Вот об этом теперь тоже приходится пожалеть. Он никогда не хвастал тем, что он — самый незаменимый на корабле: и потому что штурман, и потому что всех умней и находчивее; всегда был уверен, что почти и не вспоминает об этом. А вот теперь, в беспощадном свете надвигающейся гибели, ясно, что втайне он наслаждался этой своей исключительностью, самодовольно пыжился и любовался собой. Сознание своего превосходства всегда было тут как тут, словно уютная пуховая перина, на которой так приятно понежиться. И он нежился постоянно.

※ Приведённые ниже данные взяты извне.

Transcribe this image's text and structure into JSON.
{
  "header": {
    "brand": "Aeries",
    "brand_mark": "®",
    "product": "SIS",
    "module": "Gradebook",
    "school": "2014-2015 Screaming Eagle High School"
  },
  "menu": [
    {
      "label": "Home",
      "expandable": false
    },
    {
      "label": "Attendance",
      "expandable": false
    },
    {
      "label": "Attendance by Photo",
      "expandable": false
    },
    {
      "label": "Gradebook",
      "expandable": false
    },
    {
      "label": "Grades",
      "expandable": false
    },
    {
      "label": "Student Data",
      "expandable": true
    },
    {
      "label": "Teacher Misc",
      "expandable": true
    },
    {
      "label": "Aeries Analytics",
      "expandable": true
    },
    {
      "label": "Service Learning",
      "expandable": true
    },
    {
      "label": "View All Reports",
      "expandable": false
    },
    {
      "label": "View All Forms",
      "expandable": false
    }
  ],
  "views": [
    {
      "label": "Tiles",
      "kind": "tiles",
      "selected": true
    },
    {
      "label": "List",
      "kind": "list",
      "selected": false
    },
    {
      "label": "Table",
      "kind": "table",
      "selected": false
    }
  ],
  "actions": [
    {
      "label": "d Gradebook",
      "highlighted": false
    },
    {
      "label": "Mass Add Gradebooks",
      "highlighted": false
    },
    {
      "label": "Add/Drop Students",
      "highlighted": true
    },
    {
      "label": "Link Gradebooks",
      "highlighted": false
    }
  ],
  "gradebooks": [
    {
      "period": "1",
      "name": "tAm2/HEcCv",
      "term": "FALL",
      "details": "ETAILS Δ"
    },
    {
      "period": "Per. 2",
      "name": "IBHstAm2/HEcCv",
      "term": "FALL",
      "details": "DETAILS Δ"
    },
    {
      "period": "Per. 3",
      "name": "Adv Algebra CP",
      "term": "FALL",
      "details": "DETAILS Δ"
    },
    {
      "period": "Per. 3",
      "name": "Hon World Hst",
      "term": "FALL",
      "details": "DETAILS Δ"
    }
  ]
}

Своего рода недуг. Подобно недугу под названием «Хопкинс против Лаятинского», «Гуранин против Шнейдера», «Смейзерс против всех». Подобно недугу, разъедающему сейчас Землю, — когда два величайших государства, которым уже по самой их огромности и мощи незачем зариться на чужую территорию, готовы скрепя сердце и как бы против воли начать войну друг с другом: войну, в которой погибнут и они сами, и все другие страны, союзные им и нейтральные, войну, которой можно бы так легко избежать и которая, однако, неизбежна.
Быть может, подумал О'Брайен, они вовсе не заразились неведомым недугом на Марсе; быть может, они просто привезли его с собой на эту славную, чистую песчаную планету — недуг, который можно назвать болезнью Человечества, — и вот он их убивает, потому что здесь для него нет другой пищи.
О'Брайен встряхнулся.
Надо поосторожнее. Этак и спятить недолго.

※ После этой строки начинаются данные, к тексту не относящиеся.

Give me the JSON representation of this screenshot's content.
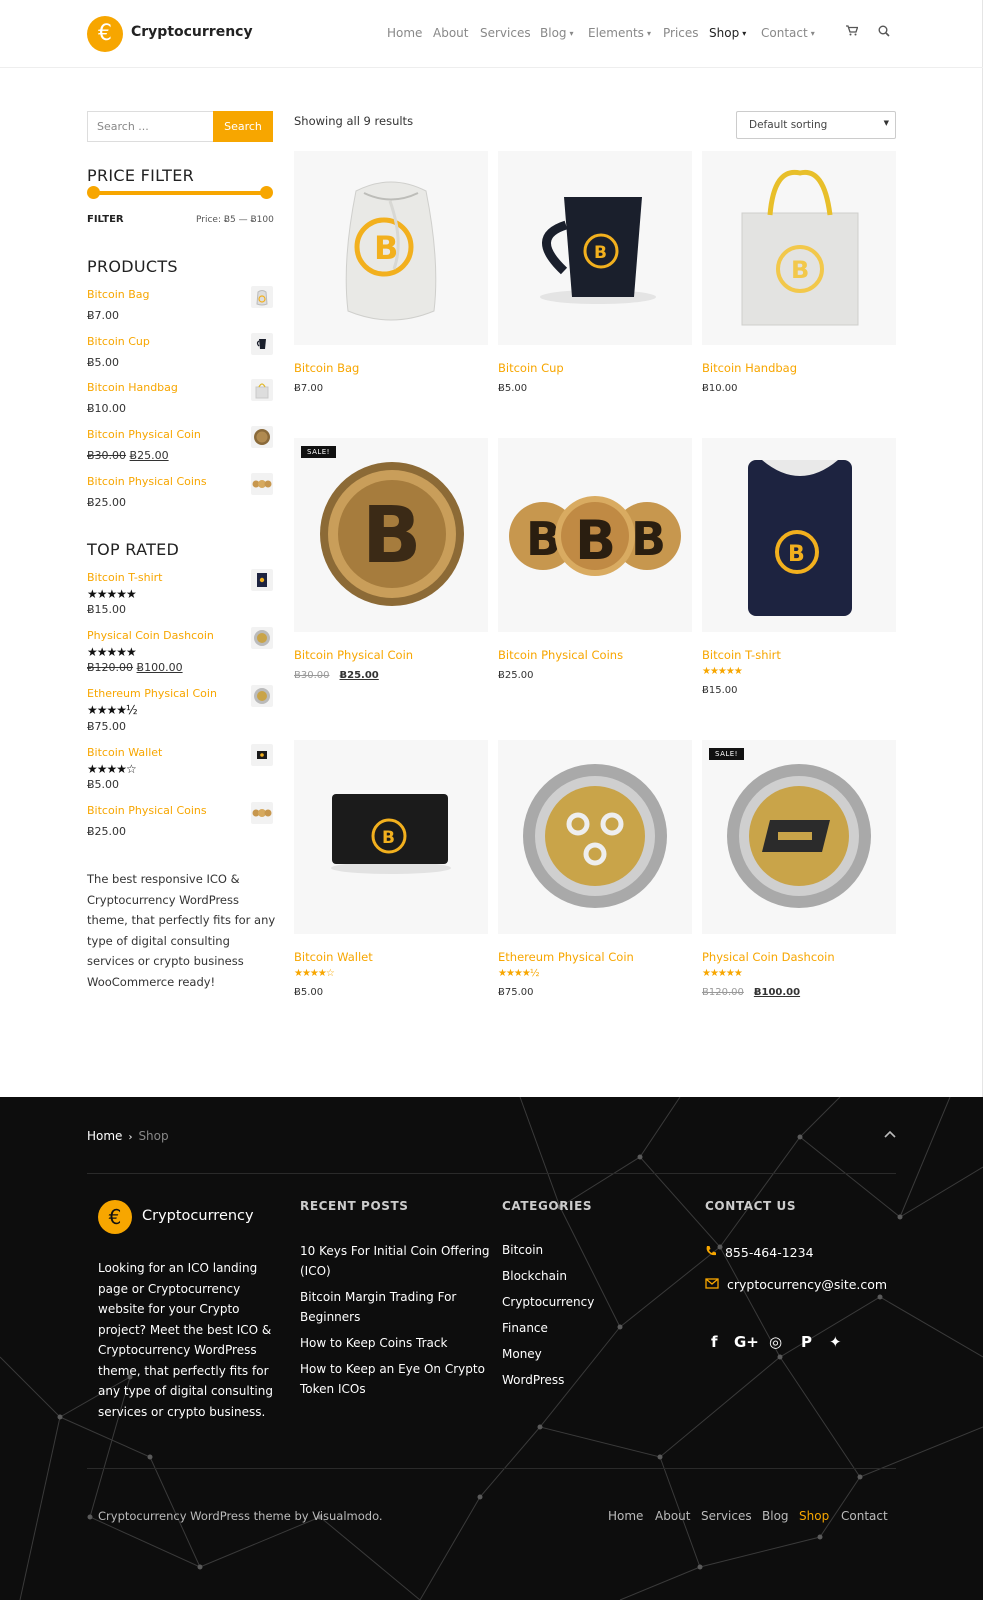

— Лучше уж буду опять разговаривать сам с собой. Как поживаешь, приятель? Как самочувствие, недурно? Голова не болит? Ничего не ломит, не ноет и усталости не чувствуешь? Тогда ты, верно, уже помер, милый друг!
Среди дня, войдя в больницу, он понял, что у Белова болезнь, видимо, перешла в четвертую стадию. Смейзерс и Гоз еще лежали пластом без сознания, но геолог очнулся. Он беспокойно поворачивал голову то вправо, то влево, и взгляд его широко раскрытых глаз был непонятен и страшен.
— Как вы себя чувствуете, Николай? — осторожно спросил О'Брайен.
Никакого ответа. Голова медленно повернулась — Белов смотрел на него в упор. О'Брайен содрогнулся. Прямо кровь стынет в жилах, когда на тебя так смотрят, думал он потом, в машинном отсеке, снимая скафандр.
Может, на этом все и кончится? Может, от «болезни Белова» не умирают? По словам Шнейдера, она поражает нервную систему — так что может быть, человек просто теряет разум?
— Весело, — бормотал О'Брайен. — Очень весело…
Он поел и подошел к иллюминатору. В глаза ему бросилась пирамидка, установленная ими в первый день, — больше не на что смотреть в этой однообразной холмистой пустыне, по которой ветер гоняет клубы пыли.
«ПЕРВАЯ ЭКСПЕДИЦИЯ ЗЕМЛЯ — МАРС ВО ИМЯ ЖИЗНИ ЧЕЛОВЕЧЕСТВА».
Зря Гоз поторопился поставить этот памятник. Надпись надо бы переделать:
«ПЕРВАЯ И ПОСЛЕДНЯЯ ЭКСПЕДИЦИЯ ЗЕМЛЯ-МАРС В ПАМЯТЬ ЧЕЛОВЕЧЕСТВА, КОТОРОГО БОЛЬШЕ НЕТ — НИ ЗДЕСЬ, НИ НА ЗЕМЛЕ».
Так было бы вернее.
Дальнейшее ясно и понятно: экспедиция не вернется, от нее не будет никаких вестей — и русские ни на минуту не усомнятся, что американцы захватили корабль и, пользуясь данными, полученными за время полета, совершенствуют технику переброски бомб. А американцы ни на минуту не усомнятся, что именно так поступили русские.
И экспедиция во имя мира станет поводом к войне…
— Гоз наверняка оценил бы такую иронию судьбы, — с кривой усмешкой сказал себе О'Брайен.
Позади что-то звякнуло. Он обернулся.
Чашка с блюдцем, не прибранные после обеда, плавали в воздухе!
О'Брайен зажмурился, потом медленно открыл глаза. Да, все правильно, чашка с блюдцем летают по воздуху! Словно бы неспешно, лениво вальсируют. Изредка чуть касаются друг друга, будто целуясь, и снова расходятся. И вдруг они опустились на стол, раз-другой легонько подскочили, как мячики, и затихли.
Может быть, сам того не заметив, он тоже подхватил «болезнь Белова»? Вдруг бывает и так, что без головных болей, без скачков температуры сразу наступает последняя стадия — галлюцинации?